La politique d'origine de l'Amérique de Trump ne devrait pas torpiller Aukus

La décision des États-Unis de revoir le sous-marin d'Aukus avec deux de ses alliés les plus fidèles a sonné à CANBERRA, malgré les affirmations de nos dirigeants que nous n'avons rien à craindre.

À certains égards, l'examen a été inévitable. En octobre dernier, un rapport de service de recherche du Congrès américain a montré que le programme de création de bateaux américain était en retard et loin de fournir à temps le premier des sous-marins nucléaires Australiens d'Aukus.

Crédit: Afr

La revue des États-Unis est en cours sous le mantra «America First» du président Donald Trump et l'instabilité politique continue de sa nation suggère que l'Australie serait sage de procéder à sa propre surveillance.

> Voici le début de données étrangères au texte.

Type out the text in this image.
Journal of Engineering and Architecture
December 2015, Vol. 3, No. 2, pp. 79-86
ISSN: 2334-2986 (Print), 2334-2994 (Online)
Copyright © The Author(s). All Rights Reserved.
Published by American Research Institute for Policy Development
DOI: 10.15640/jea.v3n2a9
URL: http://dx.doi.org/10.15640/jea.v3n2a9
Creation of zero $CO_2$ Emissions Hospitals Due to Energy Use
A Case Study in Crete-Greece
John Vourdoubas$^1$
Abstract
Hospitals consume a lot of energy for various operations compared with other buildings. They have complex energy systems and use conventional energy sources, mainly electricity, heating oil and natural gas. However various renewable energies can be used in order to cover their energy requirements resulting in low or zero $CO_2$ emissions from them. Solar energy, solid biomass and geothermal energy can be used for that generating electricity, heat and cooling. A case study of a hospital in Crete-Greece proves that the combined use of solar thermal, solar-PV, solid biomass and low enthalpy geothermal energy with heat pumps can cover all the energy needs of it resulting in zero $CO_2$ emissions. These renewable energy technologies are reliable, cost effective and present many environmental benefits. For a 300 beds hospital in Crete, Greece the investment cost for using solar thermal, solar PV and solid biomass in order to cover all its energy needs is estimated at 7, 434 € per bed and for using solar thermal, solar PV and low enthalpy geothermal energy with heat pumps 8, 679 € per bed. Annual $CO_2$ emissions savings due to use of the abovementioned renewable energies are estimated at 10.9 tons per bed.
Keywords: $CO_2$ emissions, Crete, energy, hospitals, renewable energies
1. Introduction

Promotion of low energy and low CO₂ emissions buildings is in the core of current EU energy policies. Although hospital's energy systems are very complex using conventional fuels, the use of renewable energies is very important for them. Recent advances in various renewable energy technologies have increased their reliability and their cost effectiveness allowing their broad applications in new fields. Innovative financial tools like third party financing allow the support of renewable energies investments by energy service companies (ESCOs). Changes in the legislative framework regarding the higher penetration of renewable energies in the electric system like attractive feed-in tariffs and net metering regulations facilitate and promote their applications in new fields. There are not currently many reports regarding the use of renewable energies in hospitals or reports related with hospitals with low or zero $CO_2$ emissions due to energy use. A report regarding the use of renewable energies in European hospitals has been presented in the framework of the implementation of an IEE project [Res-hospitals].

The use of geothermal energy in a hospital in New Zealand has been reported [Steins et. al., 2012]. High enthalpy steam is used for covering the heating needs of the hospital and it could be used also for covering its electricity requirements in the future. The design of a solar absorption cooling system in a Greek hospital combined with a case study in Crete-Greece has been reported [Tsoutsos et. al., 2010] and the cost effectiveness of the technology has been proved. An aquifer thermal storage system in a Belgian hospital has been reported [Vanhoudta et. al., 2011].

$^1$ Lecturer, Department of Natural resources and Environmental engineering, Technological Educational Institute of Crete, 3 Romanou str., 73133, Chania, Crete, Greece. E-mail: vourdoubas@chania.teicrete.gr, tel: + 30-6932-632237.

Sous le premier pilier du pacte, l'Australie achètera trois à cinq sous-marins à propulsion nucléaire des États-Unis, à partir des années 2030, et en construira davantage par le biais d'une initiative conjointe aux États-Unis et au Royaume-Uni. Sous le deuxième pilier, les trois nations collaboreront sur des technologies de défense avancées. L'Australie contribue également au moins 4,6 milliards de dollars à la base industrielle de la défense américaine pour consolider la production sous-marine; 800 millions de dollars ont déjà été payés. L'accord a été annoncé en 2021 sous le Premier ministre Scott Morrison de l'époque, puis le président américain Joe Biden.

«L'Amérique d'abord» de Trump a déformé de nombreuses croyances acceptées sur les alliances. L'appel intimidateur du secrétaire américain à la Défense Pete Hegseth à l'Australie à augmenter les dépenses de défense par des dizaines de milliards de dollars à 3,5% du PIB à court terme a été un piétinement clair de la souveraineté écartée par le Premier ministre Anthony Albanais.

Maintenant, avec Trump frappant le tambour à haute voix sur la Chine et à Taïwan, la revue américaine accentue la vulnérabilité de la souveraineté de l'Australie en s'inscrivant au partenariat de sécurité trilatérale qui permet à un président américain de refuser de libérer les bateaux en Australie s'il est nécessaire aux priorités de défense américaines.

Le partenariat Aukus a été construit sur une force mutuelle, des obligations et un respect pour la souveraineté. L'état d'esprit «America Alone», tout en jouant grand contre certains des gens à la maison, a fait écho aux années 30 qui, s'il est autorisé à fleurir complètement, affaiblira davantage l'Amérique alors que l'admiration mondiale de ses valeurs s'estompe.

Le Centre d'études américaines de l'Université de Sydney a trouvé le soutien du deuxième financement du deuxième pilier d'Aukus et la traduction future de la recherche fondamentale sur les capacités était naissante et non coordonnée. Compte tenu de ces problèmes, il est tout à fait possible que le calendrier de l'annonce de la revue et l'obsession de Trump d'être vu pour obtenir le meilleur accord en toutes circonstances soient des tentatives de déséquilibre albanais à la veille de leur réunion prévue au sommet du G7 de la semaine prochaine et de gagner des concessions australiennes.

Le ministre de la Défense, Richard Marles, a indiqué qu'il n'y avait pas de plans d'urgence si le partenariat d'Aukus coulait. « Couper et changer de garantie, vous n'aurez jamais la capacité … il y a un plan ici, nous nous y tenons et nous allons le livrer », a-t-il déclaré jeudi à ABC Radio.